Crow continued, “It sounds really simplistic ... but you just don’t get your lessons until the second you get them,” she said. “You can have the same lessons over and over, but there is a moment you actually get it and that was mine.”

In relationships, she said she was a “loyalist and someone who sticks with people way beyond what I should. Co-dependent? Yeah, I guess in some ways I am. I think I’m less of that now. I think I’ve very aware of it [now].” But “pre-cancer, I gravitated to pathological narcissists — and that sounds awful... I’m just saying I’m drawn to them.”

Making the point that she’s not talking about any one person, she continued, “What happens is you find people who mirror back to you how you already feel about yourself. Like — there is a wow thing. You’re a rock star. You’re funny. You’re smart. You have your whole financial thing. You run your own company. And that looks great. And then slowly start whittle away all the things that you really feel about yourself. Which are: You’re not really worth being loved. You’re not that good. You’re fooling people. All those little voices.”

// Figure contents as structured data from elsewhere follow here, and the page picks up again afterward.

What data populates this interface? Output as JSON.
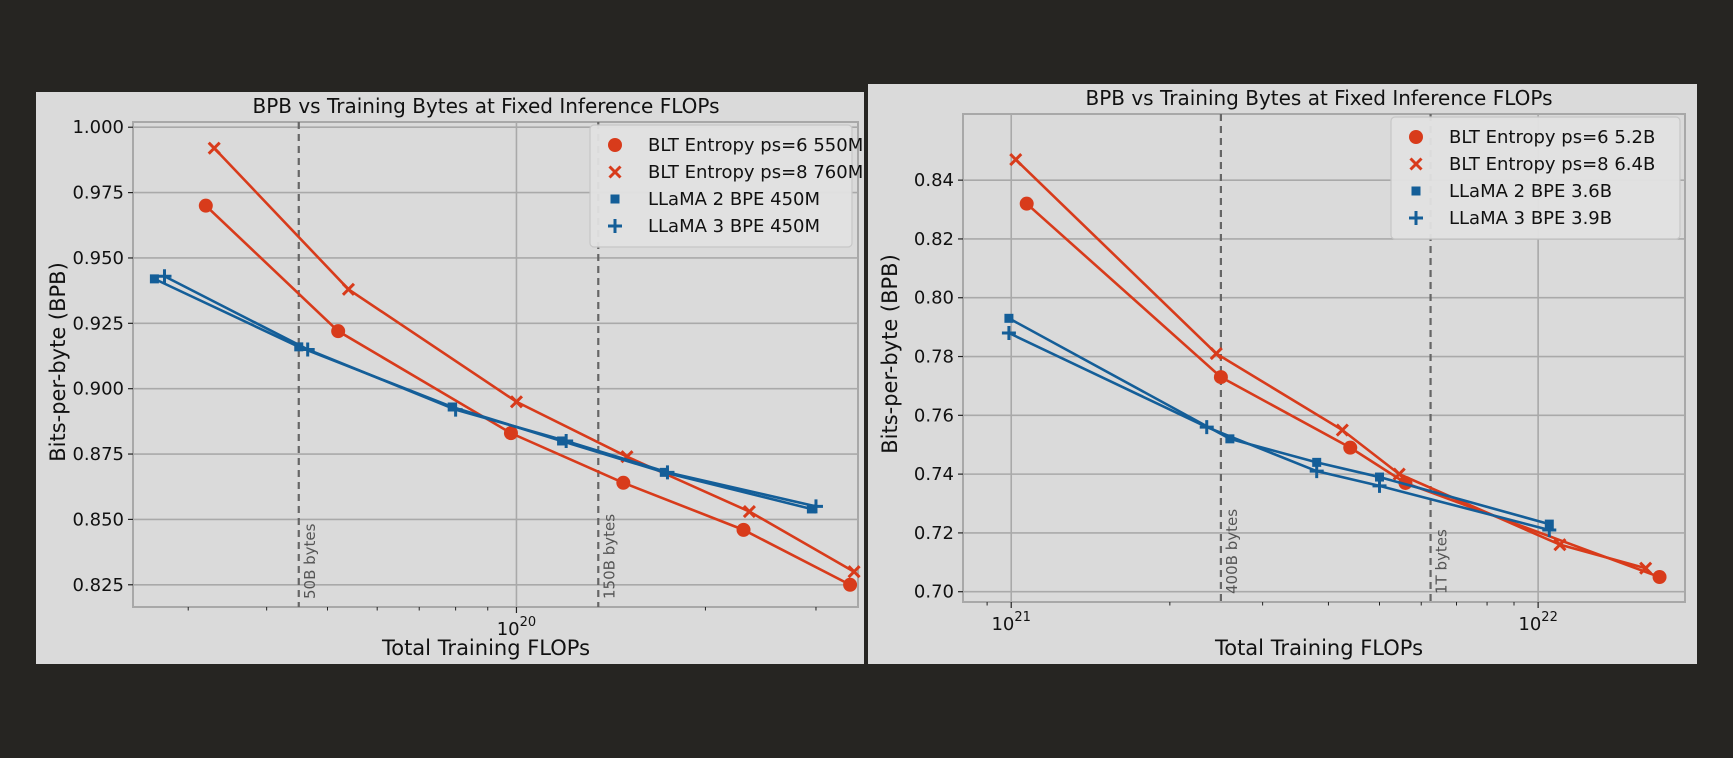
{
  "chart_data": [
    {
      "type": "line",
      "title": "BPB vs Training Bytes at Fixed Inference FLOPs",
      "xlabel": "Total Training FLOPs",
      "ylabel": "Bits-per-byte (BPB)",
      "xscale": "log",
      "xlim": [
        2.45e+19,
        3.5e+20
      ],
      "ylim": [
        0.8165,
        1.002
      ],
      "yticks": [
        0.825,
        0.85,
        0.875,
        0.9,
        0.925,
        0.95,
        0.975,
        1.0
      ],
      "ytick_labels": [
        "0.825",
        "0.850",
        "0.875",
        "0.900",
        "0.925",
        "0.950",
        "0.975",
        "1.000"
      ],
      "xticks": [
        {
          "value": 1e+20,
          "base": "10",
          "exp": "20"
        }
      ],
      "grid": true,
      "legend_position": "top-right",
      "vlines": [
        {
          "x": 4.5e+19,
          "label": "50B bytes"
        },
        {
          "x": 1.35e+20,
          "label": "150B bytes"
        }
      ],
      "series": [
        {
          "name": "BLT Entropy ps=6 550M",
          "color": "#d83b1b",
          "marker": "circle",
          "x": [
            3.2e+19,
            5.2e+19,
            9.8e+19,
            1.48e+20,
            2.3e+20,
            3.4e+20
          ],
          "y": [
            0.97,
            0.922,
            0.883,
            0.864,
            0.846,
            0.825
          ]
        },
        {
          "name": "BLT Entropy ps=8 760M",
          "color": "#d83b1b",
          "marker": "x",
          "x": [
            3.3e+19,
            5.4e+19,
            1e+20,
            1.5e+20,
            2.35e+20,
            3.45e+20
          ],
          "y": [
            0.992,
            0.938,
            0.895,
            0.874,
            0.853,
            0.83
          ]
        },
        {
          "name": "LLaMA 2 BPE 450M",
          "color": "#145e98",
          "marker": "square",
          "x": [
            2.65e+19,
            4.5e+19,
            7.9e+19,
            1.18e+20,
            1.72e+20,
            2.95e+20
          ],
          "y": [
            0.942,
            0.916,
            0.893,
            0.88,
            0.868,
            0.854
          ]
        },
        {
          "name": "LLaMA 3 BPE 450M",
          "color": "#145e98",
          "marker": "plus",
          "x": [
            2.75e+19,
            4.65e+19,
            8e+19,
            1.2e+20,
            1.74e+20,
            3e+20
          ],
          "y": [
            0.943,
            0.915,
            0.892,
            0.88,
            0.868,
            0.855
          ]
        }
      ]
    },
    {
      "type": "line",
      "title": "BPB vs Training Bytes at Fixed Inference FLOPs",
      "xlabel": "Total Training FLOPs",
      "ylabel": "Bits-per-byte (BPB)",
      "xscale": "log",
      "xlim": [
        8.1e+20,
        1.9e+22
      ],
      "ylim": [
        0.6965,
        0.8625
      ],
      "yticks": [
        0.7,
        0.72,
        0.74,
        0.76,
        0.78,
        0.8,
        0.82,
        0.84
      ],
      "ytick_labels": [
        "0.70",
        "0.72",
        "0.74",
        "0.76",
        "0.78",
        "0.80",
        "0.82",
        "0.84"
      ],
      "xticks": [
        {
          "value": 1e+21,
          "base": "10",
          "exp": "21"
        },
        {
          "value": 1e+22,
          "base": "10",
          "exp": "22"
        }
      ],
      "grid": true,
      "legend_position": "top-right",
      "vlines": [
        {
          "x": 2.5e+21,
          "label": "400B bytes"
        },
        {
          "x": 6.25e+21,
          "label": "1T bytes"
        }
      ],
      "series": [
        {
          "name": "BLT Entropy ps=6 5.2B",
          "color": "#d83b1b",
          "marker": "circle",
          "x": [
            1.07e+21,
            2.5e+21,
            4.4e+21,
            5.6e+21,
            1.7e+22
          ],
          "y": [
            0.832,
            0.773,
            0.749,
            0.737,
            0.705
          ]
        },
        {
          "name": "BLT Entropy ps=8 6.4B",
          "color": "#d83b1b",
          "marker": "x",
          "x": [
            1.02e+21,
            2.45e+21,
            4.25e+21,
            5.45e+21,
            1.1e+22,
            1.6e+22
          ],
          "y": [
            0.847,
            0.781,
            0.755,
            0.74,
            0.716,
            0.708
          ]
        },
        {
          "name": "LLaMA 2 BPE 3.6B",
          "color": "#145e98",
          "marker": "square",
          "x": [
            9.9e+20,
            2.6e+21,
            3.8e+21,
            5e+21,
            1.05e+22
          ],
          "y": [
            0.793,
            0.752,
            0.744,
            0.739,
            0.723
          ]
        },
        {
          "name": "LLaMA 3 BPE 3.9B",
          "color": "#145e98",
          "marker": "plus",
          "x": [
            9.9e+20,
            2.35e+21,
            3.8e+21,
            5e+21,
            1.05e+22
          ],
          "y": [
            0.788,
            0.756,
            0.741,
            0.736,
            0.721
          ]
        }
      ]
    }
  ]
}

UNITED STATES - JANUARY 12:  Lance Armstrong and Sheryl Crow attending the premiere of "Along Came Polly" at Grauman's Chinese Theater in Hollywood, CA 01/12/03  (Photo by Vinnie Zuffante/Getty Images)
Crow dated Lance Armstrong, pictured with her here in 2003, just prior to her cancer diagnosis. (Photo: Vinnie Zuffante/Getty Images)

Crow pointed out that there are “obviously varying degrees of narcissism and I think we all have aspects of it — and then there are people that are actually more pathological,” she said. “I found that most of the important relationships that I had were extremely high performing, high achieving narcissists. The thing about that, you eventually become part of the shadow around them and it’s extremely lonely. I got used to being lonely and I was constantly — in several of my relationships — just used to being expendable.”

She went on to say, “People who get into relationships with narcissists are generally referred to as echos. That’s the person that mirrors back to the narcissist all of the things that they want be but that they aren’t. It’s always a dangerous spot to be in because you are at any minute gonna be tossed when that picture of what they want to be but aren’t becomes too glaring.”

Despite what she said, Crow added of her exes, “Every person that I have loved, I love still love, I don’t have any terrible feelings about anyone. That sounds really woo-woo. There was a reason why I loved them.”

Crow’s interview was wide-ranging, she also spoke of getting one of her big breaks touring with Michael Jackson, who she now reflects on as a “strange dude,” and talked about Whitney Houston’s tragic end still breaks her heart because to so many around her she was merely a “money train.” Crow said those levels of stardom were ones she never aspired to have,

Crow, who didn’t reveal if she is currently dating anyone, also spoke about quarantine with her sons, Wyatt and Levi, in Nashville. She says that despite the circumstances, it’s been an “incredible” time of bonding. She can be at home full-time with the boys, who she says grew up learning to walk on tour busses. It’s been “kind of awesome.”